8 - Marcos passou a deixar tudo trancado em um cofre. Mas a loja foi assaltada de novo, e um de seus funcionários, após quase levar um tiro por ter demorado a abrir o cofre, agrediu-o violentamente: - “Seu miserável, fica trancando tudo, mais preocupado com as mercadorias do que com a gente, e quase levamos um tiro por sua causa”....
9 - Carlos estava jantando com sua namorada em um movimentado restaurante, quando uma quadrilha armada saqueou todos os clientes. Seu futuro sogro não gostou: - “Este rapaz é um irresponsável... Ele sabe muito bem que não estamos em época de ficar bestando por aí, jantando fora, e acabou passando por um assalto e traumatizando minha filha”.....

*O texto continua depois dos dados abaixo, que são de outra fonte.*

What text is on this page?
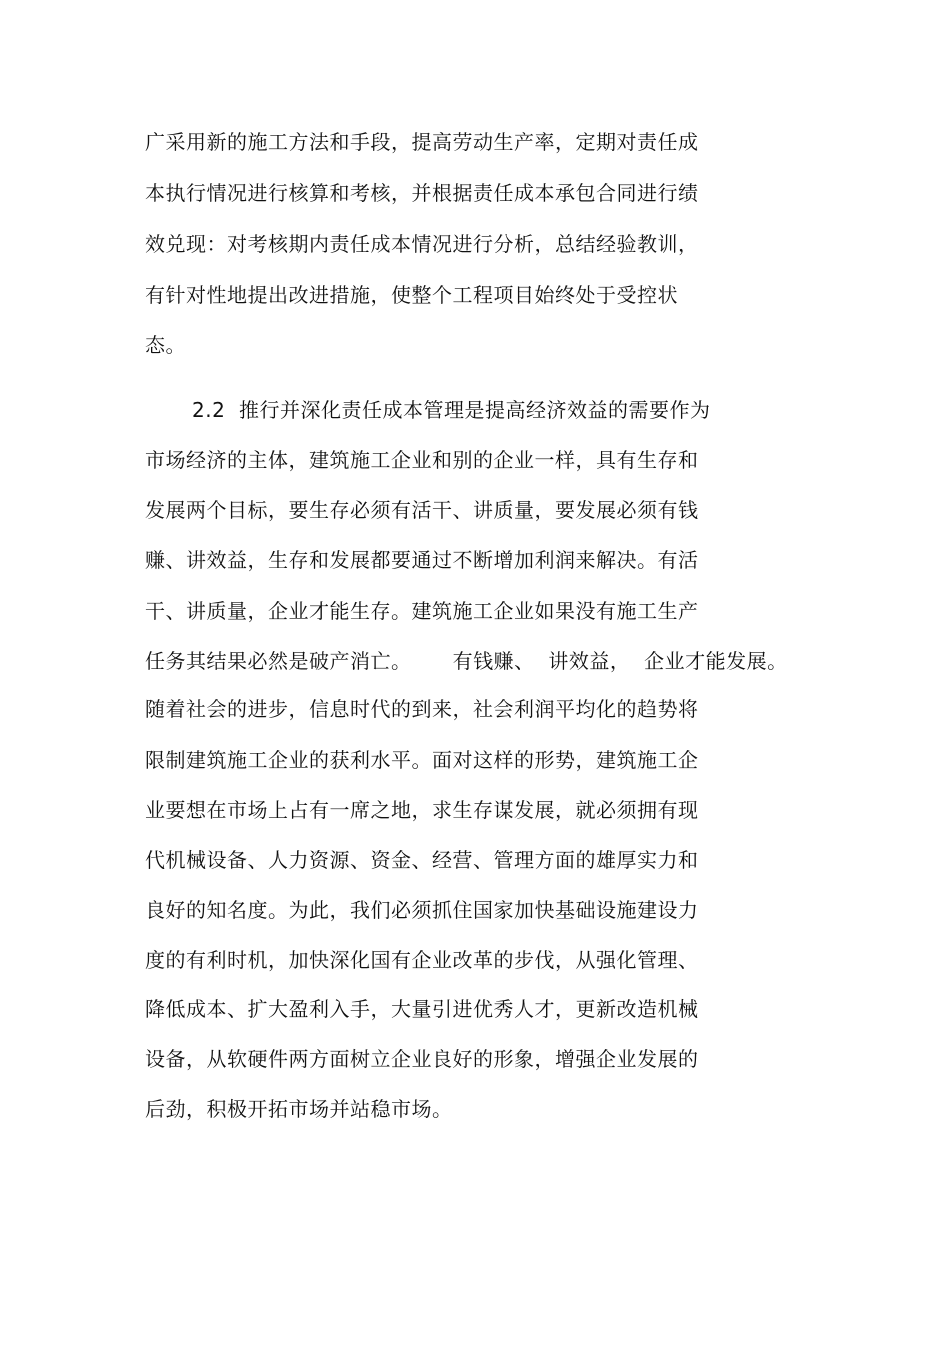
广采用新的施工方法和手段，提高劳动生产率，定期对责任成
本执行情况进行核算和考核，并根据责任成本承包合同进行绩
效兑现：对考核期内责任成本情况进行分析，总结经验教训，
有针对性地提出改进措施，使整个工程项目始终处于受控状
态。
2.2  推行并深化责任成本管理是提高经济效益的需要作为
市场经济的主体，建筑施工企业和别的企业一样，具有生存和
发展两个目标，要生存必须有活干、讲质量，要发展必须有钱
赚、讲效益，生存和发展都要通过不断增加利润来解决。有活
干、讲质量，企业才能生存。建筑施工企业如果没有施工生产
任务其结果必然是破产消亡。      有钱赚、  讲效益，  企业才能发展。
随着社会的进步，信息时代的到来，社会利润平均化的趋势将
限制建筑施工企业的获利水平。面对这样的形势，建筑施工企
业要想在市场上占有一席之地，求生存谋发展，就必须拥有现
代机械设备、人力资源、资金、经营、管理方面的雄厚实力和
良好的知名度。为此，我们必须抓住国家加快基础设施建设力
度的有利时机，加快深化国有企业改革的步伐，从强化管理、
降低成本、扩大盈利入手，大量引进优秀人才，更新改造机械
设备，从软硬件两方面树立企业良好的形象，增强企业发展的
后劲，积极开拓市场并站稳市场。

10 - Joel entrou em um subúrbio com o caminhão da empresa para entregar pacotes de biscoito nos bares de lá. Após ter tido os produtos e o caminhão roubados, e quase ter sido morto, foi despedido por seu chefe: - “Que sujeito burro, ir com o caminhão lá naquele bairro sem pedir licença para o líder do tráfico local”....
11 - Patrícia viajou a negócios. Desembarcou no aeroporto com seu “notebook” e tomou um táxi. Não conseguiu andar dois quarteirões – foi assaltada em um semáforo. Na empresa, foi imediatamente repreendida: - “Você não poderia ter desembarcado sem antes esconder o notebook, deste jeito você pediu para ser assaltada”....
E é assim, de exemplo em exemplo, todos já parte do nosso cotidiano, que vamos chegando a uma verdadeira “rotina do absurdo”. Aqui no Brasil é tão normal um cidadão ter medo de andar pelas ruas, é tão comum um policial ter que esconder sua profissão para não morrer, é tão usual pessoas terem que pedir permissão a traficantes para subir em morros e é tão rotineiro abrir-se mão da cidadania mais básica, que já não causa surpresa as vítimas estarem se transformando em culpadas pelos crimes. Diante desta tenebrosa realidade, patrocinada pela fraqueza e falta de firmeza das nossas instituições, talvez já não nos cause surpresa ver o rabo abanando o cachorro.